La promesse d'embauche doit être écrite, définitive ce qui la distingue des simples pourparlers), précise et adressée à une personne désignée. Aucun texte n'impose un contenu spécifique devant figurer dans la promesse d'embauche. Il n'en demeure pas moins qu'en pratique, doivent être mentionnés certains des éléments suivants : l'emploi occupé, la date d'entrée dans les fonctions, la rémunération, le lieu de travail, le temps de travail. Ces éléments ne sont pas cumulatifs et la Cour de cassation statue au cas par cas. Par exemple, elle considère que constitue une promesse d'embauche un écrit précisant l'emploi proposé et la date d'entrée en fonction, en l'absence de précision sur la rémunération (Cass. soc.30 mars 2005, n° 03-40901).

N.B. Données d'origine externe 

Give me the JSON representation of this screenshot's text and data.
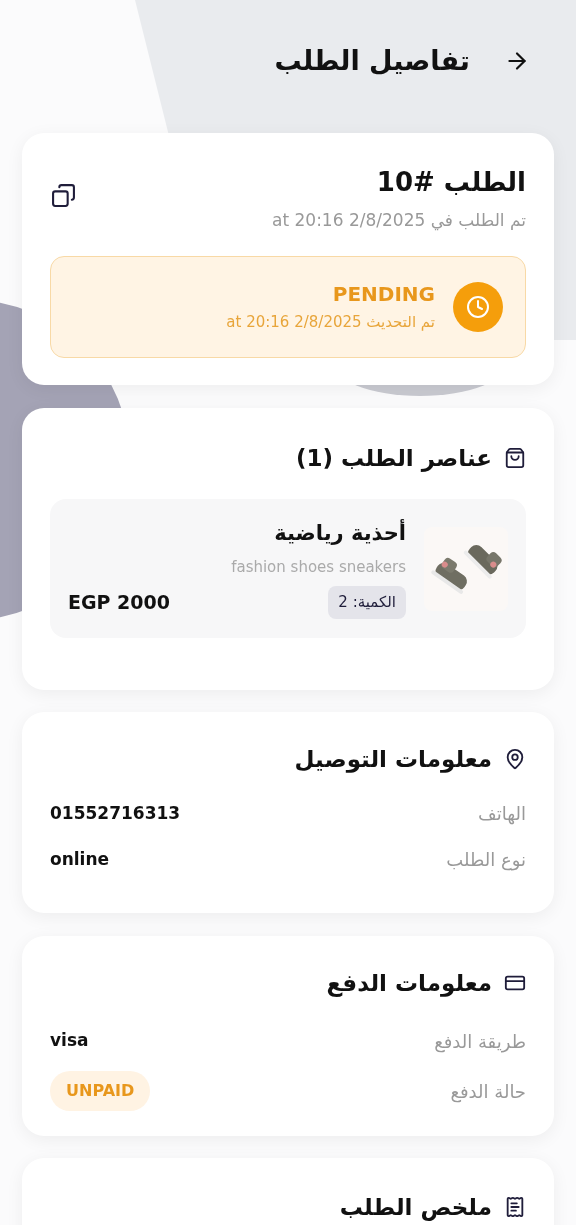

Inversement, elle juge qu'il n'y a pas promesse d'embauche pour une proposition ne mentionnant ni l'emploi occupé, ni la rémunération, ni la date de prise des fonctions, ni le temps de travail (Cass. soc. 12 juil. 2006, n° 04-47938).

* Les conséquences de la promesse d'embauche

L'employeur est en principe tenu de signer avec le candidat retenu un contrat de travail aux mêmes conditions que celles prévues dans la promesse d'embauche. Il n'est toutefois plus lié par cette promesse si le candidat retenu accepte de signer un contrat moins avantageux (Cass. soc. 8 nov. 2006, n° 04-45251).

L'employeur qui ne donne pas suite à une promesse d'embauche est responsable de la rupture. Il doit réparer le préjudice subi par le candidat en lui versant des dommages et intérêts. Le candidat n'a toutefois pas besoin de démontrer l'existence d'un dommage, il lui suffit de prouver l'existence d'une proposition ferme et précise (Cass. soc. 6 mai 2002, n° 00-41645).

Exemple avec cette affaire portée devant la Cour de cassation : en l'espèce, le candidat à l'emploi avait reçu une lettre lui proposant un contrat de travail, lettre qui précisait son salaire, la nature de son emploi, ses conditions de travail et la date de sa prise de fonction.

L'entreprise s'était rétractée deux mois avant l'embauche effective, avertissant le salarié dans un premier temps par téléphone, puis par lettre recommandée. De son côté, avant réception de la lettre recommandée, le salarié avait envoyé un courrier indiquant qu'il acceptait la promesse d'embauche. Verdict des juges : « constitue une promesse d'embauche valant contrat de travail l'écrit qui précise l'emploi proposé et la date d'entrée en fonction ». Cet écrit vaut donc contrat de travail et la rupture de cet engagement s'analyse en licenciement sans cause réelle et sérieuse ouvrant droit aux indemnités correspondantes (Cass. soc. 15 déc. 2010, n° 08-42951 , voir dans le même sens Cass. soc. 7 mars 2012,n°10-21717 ;  Cass. soc. 18 déc. 2013 , n° 12-19577)

De la même manière, si une promesse d'embauche en CDD est signée par le futur salarié, alors l'employeur ne peut plus rompre le contrat en dehors des cas de rupture possibles pour les CDD. À défaut de respecter ces règles, l'employeur devra verser des dommages et intérêts au salarié d'un montant au moins égal aux rémunérations qu'il aurait perçues jusqu'au terme du contrat (Cass. soc. 12 mars 2002, n° 99-44222).

Plus rare est la rupture de la promesse d'embauche à l'initiative du salarié. Ce dernier peut aussi être condamné à payer des dommages et intérêts pour ne pas avoir pris ses fonctions à la date convenue dans la proposition (Cass. soc. 29 mars 1995, n° 91-44288).

L'évaluation du préjudice subi par l'employeur  dépend généralement de l'importance du poste et de la difficulté à le pourvoir.